Der Schweizer Kanton Waadt war, was bereits seit längerem in der Forschung bekannt ist, in Europa ein Vorreiter in der gesetzlichen Regelung einer Zwangssterilisation "Minderwertiger". Andere Kantone, darunter Zürich, kamen ohne ein entsprechendes Gesetz aus, wie der Basler Schularzt und Anhänger der Rassenhygiene Carl Brugger 1939 erklärte: "Die Tatsache, daß einerseits im Kanton Waadt trotz oder vielleicht gerade wegen der dortigen gesetzlichen Regelung nur ganz selten eugenische Unfruchtbarkeitsmachungen vorgenommen werden, daß andererseits in Zürich ohne besondere Regelungen Erbgeisteskranke und Schwachsinnige häufig sterilisiert werden, zeigt am besten, daß in unseren Verhältnissen mit einer gesetzlichen Regelung allein nicht viel gewonnen ist." Daß diese Einschätzung durchaus der damaligen Praxis entsprach, belegen die von Huonker genannten Zahlen. Allein im Kanton Zürich sollen nach der Hochrechnung von Huonker zwischen 1892 und 1970 "mehrere Tausende von Frauen und eine weit kleinere, aber auch nicht zu vernachlässigende Zahl von Männern unfruchtbar gemacht" worden sein.

Zu den berühmten Patienten, die in Schweizer Irrenanstalten mit oft fadenscheinigen Diagnosen einsaßen und vor der Alternative "freiwillige" Sterilisation oder lebenslanger Anstaltsaufenthalt gestellt waren, gehört auch der Schriftsteller Friedrich Glauser (1896 bis 1938). Seine bewegende Krankengeschichte allein lohnt die Lektüre dieses Buches, dessen Stärke nicht die stringente Argumentation, sondern die Aneinanderreihung spannender Fallgeschichten ist, die in den jeweiligen zeitgenössischen medizin-psychiatrischen und fürsorgerischen Diskurs eingeordnet werden.
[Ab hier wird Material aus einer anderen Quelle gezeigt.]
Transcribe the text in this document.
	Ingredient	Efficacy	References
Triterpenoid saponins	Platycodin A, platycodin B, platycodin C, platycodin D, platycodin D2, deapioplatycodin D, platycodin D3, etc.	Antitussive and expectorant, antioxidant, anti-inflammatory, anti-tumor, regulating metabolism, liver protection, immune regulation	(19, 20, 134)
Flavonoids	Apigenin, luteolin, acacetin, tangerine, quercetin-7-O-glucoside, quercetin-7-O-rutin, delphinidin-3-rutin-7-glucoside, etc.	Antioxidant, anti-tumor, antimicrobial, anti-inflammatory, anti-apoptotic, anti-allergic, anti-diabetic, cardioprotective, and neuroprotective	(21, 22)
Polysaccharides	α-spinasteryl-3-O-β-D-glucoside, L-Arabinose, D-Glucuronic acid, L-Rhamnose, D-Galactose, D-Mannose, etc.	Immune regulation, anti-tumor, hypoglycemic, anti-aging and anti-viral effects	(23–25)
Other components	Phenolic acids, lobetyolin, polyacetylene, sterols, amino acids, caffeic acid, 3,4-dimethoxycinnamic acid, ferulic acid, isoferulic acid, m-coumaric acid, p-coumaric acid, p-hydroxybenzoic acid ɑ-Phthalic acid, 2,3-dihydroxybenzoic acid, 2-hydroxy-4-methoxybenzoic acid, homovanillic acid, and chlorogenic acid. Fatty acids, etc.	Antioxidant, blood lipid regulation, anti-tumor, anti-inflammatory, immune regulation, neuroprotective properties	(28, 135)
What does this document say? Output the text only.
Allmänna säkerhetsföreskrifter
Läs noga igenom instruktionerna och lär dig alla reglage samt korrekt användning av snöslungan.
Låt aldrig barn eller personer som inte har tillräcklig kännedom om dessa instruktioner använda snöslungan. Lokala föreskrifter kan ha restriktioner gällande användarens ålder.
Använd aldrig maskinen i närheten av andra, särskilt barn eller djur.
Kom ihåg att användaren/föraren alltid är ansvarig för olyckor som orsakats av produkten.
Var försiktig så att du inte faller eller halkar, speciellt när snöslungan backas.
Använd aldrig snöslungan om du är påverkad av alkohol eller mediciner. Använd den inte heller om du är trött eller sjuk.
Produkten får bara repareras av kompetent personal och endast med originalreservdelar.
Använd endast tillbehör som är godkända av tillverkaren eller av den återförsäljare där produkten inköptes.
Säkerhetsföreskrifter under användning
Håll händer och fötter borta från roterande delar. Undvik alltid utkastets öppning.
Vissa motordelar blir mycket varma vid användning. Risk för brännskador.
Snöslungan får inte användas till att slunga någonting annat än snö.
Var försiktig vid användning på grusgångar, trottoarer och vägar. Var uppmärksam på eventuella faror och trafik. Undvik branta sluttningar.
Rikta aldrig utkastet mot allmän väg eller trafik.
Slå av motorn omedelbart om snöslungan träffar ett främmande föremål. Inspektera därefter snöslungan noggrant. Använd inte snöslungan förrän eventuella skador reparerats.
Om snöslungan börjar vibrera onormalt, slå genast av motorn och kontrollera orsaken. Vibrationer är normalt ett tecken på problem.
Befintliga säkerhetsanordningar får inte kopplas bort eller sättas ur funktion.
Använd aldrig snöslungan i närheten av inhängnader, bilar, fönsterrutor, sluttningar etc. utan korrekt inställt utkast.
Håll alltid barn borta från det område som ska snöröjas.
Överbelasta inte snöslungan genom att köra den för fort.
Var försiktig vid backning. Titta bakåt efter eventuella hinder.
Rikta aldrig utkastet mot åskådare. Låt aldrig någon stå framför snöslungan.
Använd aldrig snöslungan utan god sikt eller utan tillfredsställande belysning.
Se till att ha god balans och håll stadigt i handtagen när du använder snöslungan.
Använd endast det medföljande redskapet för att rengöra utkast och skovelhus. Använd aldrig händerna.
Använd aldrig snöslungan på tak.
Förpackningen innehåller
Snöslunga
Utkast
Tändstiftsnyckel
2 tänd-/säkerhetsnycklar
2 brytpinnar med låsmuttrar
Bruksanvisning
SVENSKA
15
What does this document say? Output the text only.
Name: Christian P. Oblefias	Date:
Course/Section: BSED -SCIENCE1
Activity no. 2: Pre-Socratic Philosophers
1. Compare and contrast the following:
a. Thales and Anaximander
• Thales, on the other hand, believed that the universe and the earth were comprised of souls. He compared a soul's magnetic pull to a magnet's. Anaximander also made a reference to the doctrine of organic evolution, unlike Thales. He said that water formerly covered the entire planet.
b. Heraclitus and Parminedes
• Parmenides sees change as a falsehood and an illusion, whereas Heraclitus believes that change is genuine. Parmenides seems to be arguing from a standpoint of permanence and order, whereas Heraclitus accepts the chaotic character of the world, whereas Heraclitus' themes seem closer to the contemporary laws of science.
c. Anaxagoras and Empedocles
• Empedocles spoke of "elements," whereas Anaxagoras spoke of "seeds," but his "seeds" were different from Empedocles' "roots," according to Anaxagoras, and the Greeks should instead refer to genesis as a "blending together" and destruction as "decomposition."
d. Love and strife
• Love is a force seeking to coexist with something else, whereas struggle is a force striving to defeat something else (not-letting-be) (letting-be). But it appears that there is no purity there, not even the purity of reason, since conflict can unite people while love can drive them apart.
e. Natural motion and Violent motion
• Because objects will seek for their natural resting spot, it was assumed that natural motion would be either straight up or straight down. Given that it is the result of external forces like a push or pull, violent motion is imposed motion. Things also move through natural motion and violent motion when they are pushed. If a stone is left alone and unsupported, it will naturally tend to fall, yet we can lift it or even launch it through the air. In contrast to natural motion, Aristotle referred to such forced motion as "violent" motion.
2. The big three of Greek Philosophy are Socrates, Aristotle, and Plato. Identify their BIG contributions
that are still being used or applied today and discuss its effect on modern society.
Nicht weniger erschütternd ist das Patienten-Dossier von Albert Einsteins Sohn Eduard, den man 1944 im Burghölzli-Spital - vermutlich ebenfalls nicht ganz freiwillig - einer "Elektrokur" unterzog.

ROBERT JÜTTE

Thomas Huonker: "Diagnose: ,moralisch defekt'". Kastration, Sterilisation und Rassenhygiene im Dienst der Schweizer Sozialpolitik und Psychiatrie 1890-1970". Orell Füssli Verlag, Zürich 2003. 286 S., geb., 29,50 [Euro].